Dr. Betty Pace works on Badamosi’s team, where she provides care to participants in the study and telemedicine services in South Georgia. Pace, who has cared for children with SCD and conducted laboratory research for more than 30 years, has helped develop new drugs for treatment of SCD and participated in pharmaceutical-sponsored clinical trials. She is grateful she’s been able to contribute to the program.
“Dr. Badamosi provided leadership for the expertise and study design to expand care for adolescent in South Georgia to have increased access to service from our team,” Pace said. “I am excited we are the first sickle cell program in the U.S. to use telemedicine to enhance transition services. Our hope is this program will improve medical outcomes for young adults with sickle cell disease.”
With the addition of SCD patients to the CDC’s list of those who are more vulnerable to COVID-19, Badamosi said it is important for them to maintain social distancing and hand hygiene and wear a mask at all times. In addition, “we provide virtual services when able, such as telehealth and telemedicine, and minimize in-person social interactions at this time.”

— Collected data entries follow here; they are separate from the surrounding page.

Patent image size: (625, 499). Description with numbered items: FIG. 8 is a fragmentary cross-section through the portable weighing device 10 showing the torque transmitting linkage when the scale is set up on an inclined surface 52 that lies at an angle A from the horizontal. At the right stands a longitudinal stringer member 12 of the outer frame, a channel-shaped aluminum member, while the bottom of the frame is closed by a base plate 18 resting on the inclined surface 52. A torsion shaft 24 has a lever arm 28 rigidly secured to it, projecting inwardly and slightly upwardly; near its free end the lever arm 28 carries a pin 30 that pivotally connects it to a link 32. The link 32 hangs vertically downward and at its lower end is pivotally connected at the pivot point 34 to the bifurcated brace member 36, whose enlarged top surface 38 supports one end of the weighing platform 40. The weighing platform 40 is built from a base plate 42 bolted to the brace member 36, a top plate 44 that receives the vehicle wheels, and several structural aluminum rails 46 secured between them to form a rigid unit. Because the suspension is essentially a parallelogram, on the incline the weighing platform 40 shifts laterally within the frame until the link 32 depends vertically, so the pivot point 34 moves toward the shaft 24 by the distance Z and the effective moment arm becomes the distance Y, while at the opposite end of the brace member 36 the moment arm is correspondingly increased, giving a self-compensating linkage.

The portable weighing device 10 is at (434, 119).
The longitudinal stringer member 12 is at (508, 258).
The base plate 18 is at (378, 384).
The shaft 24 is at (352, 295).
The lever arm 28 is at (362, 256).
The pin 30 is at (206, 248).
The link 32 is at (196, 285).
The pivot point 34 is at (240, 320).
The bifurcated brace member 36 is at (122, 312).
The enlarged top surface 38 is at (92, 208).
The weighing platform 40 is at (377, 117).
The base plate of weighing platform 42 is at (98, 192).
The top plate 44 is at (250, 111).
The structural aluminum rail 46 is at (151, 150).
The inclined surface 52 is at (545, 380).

Jung E. Choi, chief business and strategy officer and head of patient advocacy and government affairs at GBT, agreed that these patients are at increased risk due to the pandemic.
“Individuals living with sickle cell disease face significant challenges every day, including accessing quality health care in their communities. These challenges are greater than ever given the impact of COVID-19 and the health care disparities the pandemic has brought harshly to light,” Choi said. “We selected this year’s grant recipients based on their potential to make an outsized difference on improving access to care for patients. With the additional funding from the ACCEL program, these organizations have the opportunity to speed the development and amplify the reach of their programs.”